RR, my shooting buddy does the dim glow thing too. Would be curious to see what the temp is. I am limited to having open flames outside so will keep with the temp sticks. Besides, it will eliminate operator error.

Maybe not :)

Dave L., there is/was a member that has a great stockpile of BMG brass and does sell them. Not sure why the appeal given that primers are brutally expensive and equally hard to find. Are you planning on shooting this thing?

Jerry
 
I had very good results anealing with molten bullet alloy when I was making found .30-'06/.270/7x57 brass into 6.5x55.

I used my Lee production pot (because of the varable control), and set it to the normal casting setting for wheelweights.
Dip the >unprimed< case to roughly where the new shoulder was going to be in a dish of graphite powder and give it a little twist and shake, then, holding it in your bare hand, with your fingers about half way down the new case length, into the alloy it went.
Let it soak until you feel the heat starting to creep up, maybe 3 of 4 seconds, take it out and give it a smart snap-of-the-wrist to shake any molten lead off (obviously you are doing this outside, in the carport or someplace similar), and into the bucket of water with a little bit of soap in it.

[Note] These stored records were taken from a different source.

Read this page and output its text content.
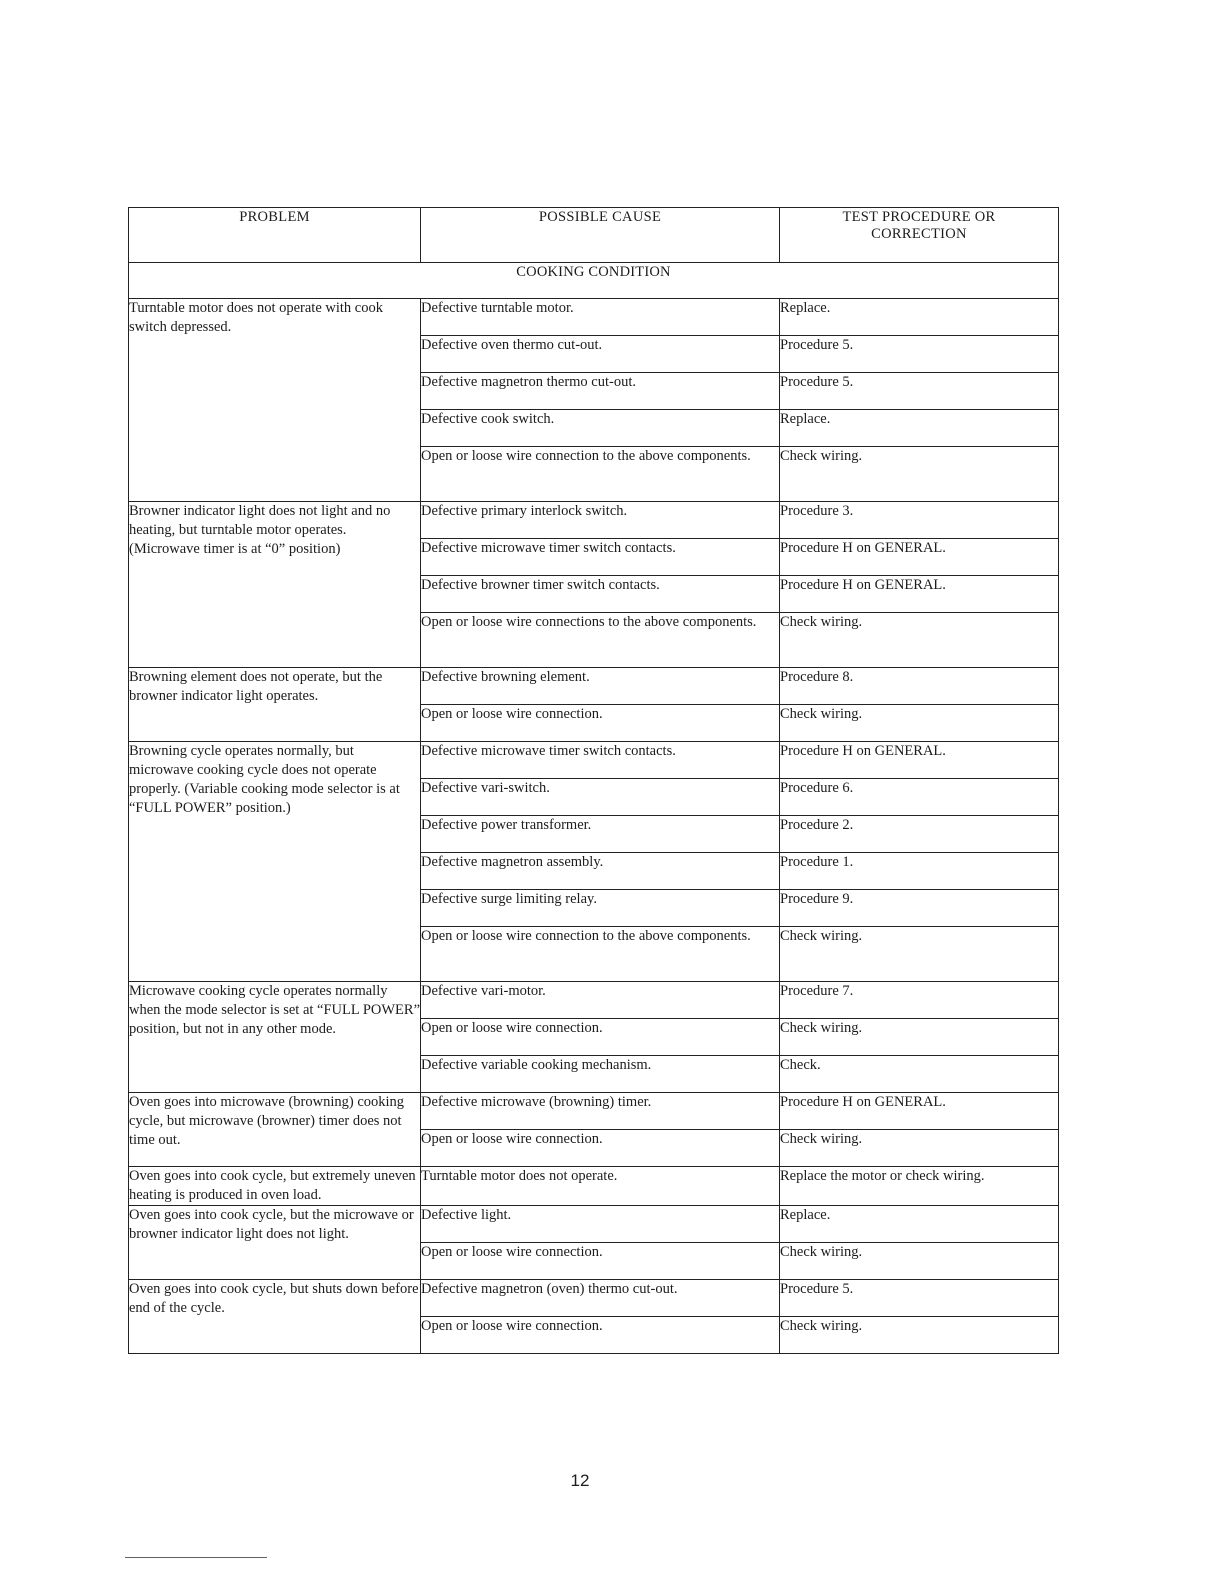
PROBLEM	POSSIBLE CAUSE	TEST PROCEDURE OR
CORRECTION

COOKING CONDITION		
Turntable motor does not operate with cook switch depressed.	Defective turntable motor.	Replace.
	Defective oven thermo cut-out.	Procedure 5.
	Defective magnetron thermo cut-out.	Procedure 5.
	Defective cook switch.	Replace.
	Open or loose wire connection to the above components.	Check wiring.
Browner indicator light does not light and no heating, but turntable motor operates. (Microwave timer is at “0” position)	Defective primary interlock switch.	Procedure 3.
	Defective microwave timer switch contacts.	Procedure H on GENERAL.
	Defective browner timer switch contacts.	Procedure H on GENERAL.
	Open or loose wire connections to the above components.	Check wiring.
Browning element does not operate, but the browner indicator light operates.	Defective browning element.	Procedure 8.
	Open or loose wire connection.	Check wiring.
Browning cycle operates normally, but microwave cooking cycle does not operate properly. (Variable cooking mode selector is at “FULL POWER” position.)	Defective microwave timer switch contacts.	Procedure H on GENERAL.
	Defective vari-switch.	Procedure 6.
	Defective power transformer.	Procedure 2.
	Defective magnetron assembly.	Procedure 1.
	Defective surge limiting relay.	Procedure 9.
	Open or loose wire connection to the above components.	Check wiring.
Microwave cooking cycle operates normally when the mode selector is set at “FULL POWER” position, but not in any other mode.	Defective vari-motor.	Procedure 7.
	Open or loose wire connection.	Check wiring.
	Defective variable cooking mechanism.	Check.
Oven goes into microwave (browning) cooking cycle, but microwave (browner) timer does not time out.	Defective microwave (browning) timer.	Procedure H on GENERAL.
	Open or loose wire connection.	Check wiring.
Oven goes into cook cycle, but extremely uneven heating is produced in oven load.	Turntable motor does not operate.	Replace the motor or check wiring.
Oven goes into cook cycle, but the microwave or browner indicator light does not light.	Defective light.	Replace.
	Open or loose wire connection.	Check wiring.
Oven goes into cook cycle, but shuts down before end of the cycle.	Defective magnetron (oven) thermo cut-out.	Procedure 5.
	Open or loose wire connection.	Check wiring.
12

Now with casting thermometers available from RCBS of Lyman for 50 bux, this would be even more exact.

In the couple hundred I did like this I don't recall any that had the bullet alloy solder to it. and it's impossible to overheat the brass, unless you have leprosy and can't feel your fingers.
 
Dave L. said:
At about a dollar each, they're the best I can get without going into 'illegal territory.' (I can't buy real ammunition or reloading components - yet) :(

- Dave.

Really? Unless things are slacker out here, you don't need any ID to buy components.